Sunday, May 5, 2013


¡Feliz Cinco de Mayo!  Having grown up in central Texas and studied in San Antonio, I am familiar with the holiday.  I celebrate it, certainly.  But that is not the point of the post today.

The point is instead one proceeding from a Bible study class I sat in on today at the Church of the Village (my beloved wife taught Sunday school this morning, so I figured I would drop by the class).  The focus of discussion was Genesis 22:1-19, in which Abraham is commanded to take his son, Isaac, into the wilderness so as to make of him a burnt offering, prepares to offer him, and is halted with the knife upraised.

The verse was not comfortable for all in the class.  The idea of a deity who demands such a test of faith is not an easy one to reconcile with a god whose purported essence is love, and several people spoke to that discomfort in discussion.  Also mentioned was an uneasiness with the idea of a god that feels the need to test the faith of the believer (something that pops up in popular culture frequently, in South Park and other places).  And while the discussing soon veered away from that point and into other productive avenues, there are things to be said about the notion that were not.

We approach the idea of being divinely tested form the perspective of the student, and it is a commonplace that students are not at all fond of tests.  My own classrooms have demonstrated this to me in abundance, and even in my study of aikido, I have seen people avoid exams for years (indeed, one gentleman has managed to avoid testing for shodan for some ten years, despite his obvious proficiency with the material).  But the student who sits for the exam is not the only one involved in the testing process; the person who writes the exam and the proctor who administers it both have vested interests in the assessment.
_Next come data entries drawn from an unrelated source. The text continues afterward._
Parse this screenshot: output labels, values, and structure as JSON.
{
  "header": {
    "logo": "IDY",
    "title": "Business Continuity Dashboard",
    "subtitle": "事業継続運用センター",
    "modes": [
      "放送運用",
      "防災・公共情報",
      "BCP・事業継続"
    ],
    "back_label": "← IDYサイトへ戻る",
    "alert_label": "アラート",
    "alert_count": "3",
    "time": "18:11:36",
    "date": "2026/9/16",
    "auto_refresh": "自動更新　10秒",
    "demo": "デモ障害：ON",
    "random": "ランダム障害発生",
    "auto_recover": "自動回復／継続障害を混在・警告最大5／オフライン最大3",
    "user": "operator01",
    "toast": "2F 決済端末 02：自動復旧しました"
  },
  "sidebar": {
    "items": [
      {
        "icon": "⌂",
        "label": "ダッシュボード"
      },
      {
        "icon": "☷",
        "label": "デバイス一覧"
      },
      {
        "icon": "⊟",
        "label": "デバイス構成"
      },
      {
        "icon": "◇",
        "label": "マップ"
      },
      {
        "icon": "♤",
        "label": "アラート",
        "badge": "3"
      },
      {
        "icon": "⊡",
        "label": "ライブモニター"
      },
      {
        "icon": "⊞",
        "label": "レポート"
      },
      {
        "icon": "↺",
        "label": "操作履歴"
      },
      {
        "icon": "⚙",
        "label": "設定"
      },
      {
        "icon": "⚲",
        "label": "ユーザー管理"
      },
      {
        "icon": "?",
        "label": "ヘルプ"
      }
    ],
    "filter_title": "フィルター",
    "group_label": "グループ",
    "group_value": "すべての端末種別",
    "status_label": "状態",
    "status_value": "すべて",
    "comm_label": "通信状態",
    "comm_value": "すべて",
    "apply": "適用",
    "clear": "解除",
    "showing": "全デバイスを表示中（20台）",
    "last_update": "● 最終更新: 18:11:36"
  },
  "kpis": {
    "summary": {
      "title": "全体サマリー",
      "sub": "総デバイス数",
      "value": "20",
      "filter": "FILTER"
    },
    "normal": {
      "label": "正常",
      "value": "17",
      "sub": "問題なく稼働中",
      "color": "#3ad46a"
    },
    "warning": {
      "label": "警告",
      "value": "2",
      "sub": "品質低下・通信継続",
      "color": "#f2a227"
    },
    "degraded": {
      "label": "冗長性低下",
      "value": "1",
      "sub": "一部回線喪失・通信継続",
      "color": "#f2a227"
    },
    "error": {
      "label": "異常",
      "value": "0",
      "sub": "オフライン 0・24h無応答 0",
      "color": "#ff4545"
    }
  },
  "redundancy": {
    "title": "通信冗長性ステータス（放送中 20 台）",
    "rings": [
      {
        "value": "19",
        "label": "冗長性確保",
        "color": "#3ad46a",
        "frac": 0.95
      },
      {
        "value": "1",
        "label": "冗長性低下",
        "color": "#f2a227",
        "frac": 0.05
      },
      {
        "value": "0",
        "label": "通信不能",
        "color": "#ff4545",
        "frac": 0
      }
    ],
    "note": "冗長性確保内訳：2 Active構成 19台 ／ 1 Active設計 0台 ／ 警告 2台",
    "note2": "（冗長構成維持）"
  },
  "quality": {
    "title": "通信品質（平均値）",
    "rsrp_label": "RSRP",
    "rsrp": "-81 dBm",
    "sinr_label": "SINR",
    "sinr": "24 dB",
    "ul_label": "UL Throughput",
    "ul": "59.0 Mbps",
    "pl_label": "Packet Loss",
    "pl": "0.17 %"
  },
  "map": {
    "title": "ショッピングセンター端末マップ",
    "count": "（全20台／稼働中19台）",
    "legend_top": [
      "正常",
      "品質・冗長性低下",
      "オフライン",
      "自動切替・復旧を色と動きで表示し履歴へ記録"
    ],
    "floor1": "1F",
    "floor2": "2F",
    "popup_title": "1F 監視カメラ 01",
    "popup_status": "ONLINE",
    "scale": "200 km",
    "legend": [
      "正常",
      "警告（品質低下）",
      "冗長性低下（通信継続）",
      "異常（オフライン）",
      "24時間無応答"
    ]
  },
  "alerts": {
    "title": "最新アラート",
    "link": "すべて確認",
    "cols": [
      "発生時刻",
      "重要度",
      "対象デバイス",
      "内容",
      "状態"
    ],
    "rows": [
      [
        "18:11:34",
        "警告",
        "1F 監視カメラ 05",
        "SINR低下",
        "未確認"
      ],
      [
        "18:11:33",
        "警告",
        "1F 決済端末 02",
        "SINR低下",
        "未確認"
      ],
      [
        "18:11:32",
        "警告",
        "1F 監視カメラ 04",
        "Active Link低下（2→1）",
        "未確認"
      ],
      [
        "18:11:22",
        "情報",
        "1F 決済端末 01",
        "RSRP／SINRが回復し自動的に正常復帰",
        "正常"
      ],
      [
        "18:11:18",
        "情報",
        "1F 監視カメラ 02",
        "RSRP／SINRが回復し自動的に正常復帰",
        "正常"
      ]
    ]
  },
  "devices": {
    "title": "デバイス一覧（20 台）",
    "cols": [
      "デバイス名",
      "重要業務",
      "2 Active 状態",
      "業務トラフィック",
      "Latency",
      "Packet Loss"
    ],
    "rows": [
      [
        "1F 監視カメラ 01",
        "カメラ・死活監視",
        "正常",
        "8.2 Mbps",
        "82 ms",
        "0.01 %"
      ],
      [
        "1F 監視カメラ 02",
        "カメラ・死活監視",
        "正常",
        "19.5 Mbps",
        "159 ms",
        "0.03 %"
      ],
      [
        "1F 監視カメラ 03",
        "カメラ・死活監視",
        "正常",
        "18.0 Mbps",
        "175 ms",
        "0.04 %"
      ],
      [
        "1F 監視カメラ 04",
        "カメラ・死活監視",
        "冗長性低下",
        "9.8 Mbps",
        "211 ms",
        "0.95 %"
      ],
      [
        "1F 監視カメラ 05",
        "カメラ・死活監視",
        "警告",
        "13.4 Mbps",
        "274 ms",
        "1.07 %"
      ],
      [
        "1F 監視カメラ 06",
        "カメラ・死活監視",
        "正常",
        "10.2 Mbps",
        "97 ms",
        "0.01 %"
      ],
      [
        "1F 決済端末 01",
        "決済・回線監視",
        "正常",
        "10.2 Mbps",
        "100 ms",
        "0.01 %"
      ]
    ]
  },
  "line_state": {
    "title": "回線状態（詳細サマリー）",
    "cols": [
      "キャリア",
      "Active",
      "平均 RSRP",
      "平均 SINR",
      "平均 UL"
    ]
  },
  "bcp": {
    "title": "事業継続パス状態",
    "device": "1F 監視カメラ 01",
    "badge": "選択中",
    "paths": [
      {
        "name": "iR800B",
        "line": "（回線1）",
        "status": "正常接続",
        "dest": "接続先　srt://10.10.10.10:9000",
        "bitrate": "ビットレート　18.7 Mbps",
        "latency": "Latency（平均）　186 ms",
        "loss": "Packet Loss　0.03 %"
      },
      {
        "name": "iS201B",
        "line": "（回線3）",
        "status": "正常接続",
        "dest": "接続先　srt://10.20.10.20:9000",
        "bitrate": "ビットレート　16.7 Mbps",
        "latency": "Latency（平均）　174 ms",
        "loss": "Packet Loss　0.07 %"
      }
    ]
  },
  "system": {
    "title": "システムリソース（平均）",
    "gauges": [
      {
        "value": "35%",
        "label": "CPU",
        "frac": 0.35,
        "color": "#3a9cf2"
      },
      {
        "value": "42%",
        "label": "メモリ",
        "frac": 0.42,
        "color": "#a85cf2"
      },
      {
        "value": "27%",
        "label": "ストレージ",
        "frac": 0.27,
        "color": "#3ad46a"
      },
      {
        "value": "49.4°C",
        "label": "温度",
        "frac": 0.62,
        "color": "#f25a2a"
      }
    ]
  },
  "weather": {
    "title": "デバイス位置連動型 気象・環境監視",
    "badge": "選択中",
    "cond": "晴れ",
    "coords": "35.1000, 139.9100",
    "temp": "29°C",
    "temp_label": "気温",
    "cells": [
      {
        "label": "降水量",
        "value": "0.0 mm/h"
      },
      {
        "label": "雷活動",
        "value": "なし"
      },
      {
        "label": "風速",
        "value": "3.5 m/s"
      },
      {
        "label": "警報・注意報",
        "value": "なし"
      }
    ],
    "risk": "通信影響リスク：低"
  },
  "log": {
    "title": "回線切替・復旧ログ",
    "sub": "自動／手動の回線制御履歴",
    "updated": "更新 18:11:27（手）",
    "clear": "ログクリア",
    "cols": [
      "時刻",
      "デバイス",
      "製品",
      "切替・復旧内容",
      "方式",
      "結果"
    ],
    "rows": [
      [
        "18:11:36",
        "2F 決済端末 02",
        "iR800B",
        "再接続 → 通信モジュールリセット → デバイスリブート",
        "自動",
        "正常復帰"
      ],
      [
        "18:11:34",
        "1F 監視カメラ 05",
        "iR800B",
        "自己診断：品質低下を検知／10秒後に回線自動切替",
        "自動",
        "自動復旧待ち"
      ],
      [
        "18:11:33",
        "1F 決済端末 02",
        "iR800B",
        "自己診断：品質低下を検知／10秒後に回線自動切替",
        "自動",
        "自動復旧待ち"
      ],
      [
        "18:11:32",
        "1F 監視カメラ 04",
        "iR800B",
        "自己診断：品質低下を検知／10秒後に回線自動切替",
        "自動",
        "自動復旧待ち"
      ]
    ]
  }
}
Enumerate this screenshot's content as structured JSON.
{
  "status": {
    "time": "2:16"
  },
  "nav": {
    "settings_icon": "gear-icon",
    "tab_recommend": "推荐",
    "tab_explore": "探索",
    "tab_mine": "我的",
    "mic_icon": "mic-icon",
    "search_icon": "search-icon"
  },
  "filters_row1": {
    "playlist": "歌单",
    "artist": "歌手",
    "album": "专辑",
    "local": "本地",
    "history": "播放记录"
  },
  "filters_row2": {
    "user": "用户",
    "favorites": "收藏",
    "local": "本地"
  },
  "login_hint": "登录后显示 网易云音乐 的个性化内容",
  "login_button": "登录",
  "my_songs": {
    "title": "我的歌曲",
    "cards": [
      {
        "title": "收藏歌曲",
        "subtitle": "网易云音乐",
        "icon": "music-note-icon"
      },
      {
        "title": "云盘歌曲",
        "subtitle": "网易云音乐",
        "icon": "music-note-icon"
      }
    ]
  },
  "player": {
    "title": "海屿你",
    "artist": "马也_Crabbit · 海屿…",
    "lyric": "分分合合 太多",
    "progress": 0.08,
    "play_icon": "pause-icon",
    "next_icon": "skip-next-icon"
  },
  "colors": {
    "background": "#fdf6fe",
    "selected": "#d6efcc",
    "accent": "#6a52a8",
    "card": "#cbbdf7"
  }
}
I have written many tests and given many others.  When I write them, I work to make the tests themselves moments of teaching.  At their best, tests are not venues for students to demonstrate that they can recall material.  They are instead opportunities for the students to make new knowledge, to consider circumstances and arrive at new understandings.  When I administer them, I long to see my students achieve those understandings, even as I know that some will do the minimal amount they think will allow them to get around what they perceive as an obstacle, and others will not succeed.  Although I know that it is unavoidable, and I usually know which of my students will act which way, I still exult in the successes of those who succeed and lament the failures of those who fail (usually).

If I, who am merely mortal and decidedly bounded, act thus about the tests that I write for three-hour, one-semester courses in subjects unrelated in the students' minds to what they are going to do in their lives, surely the Almighty, concerned intimately with the lives and doings of all things in creation, would do so, as well, and more.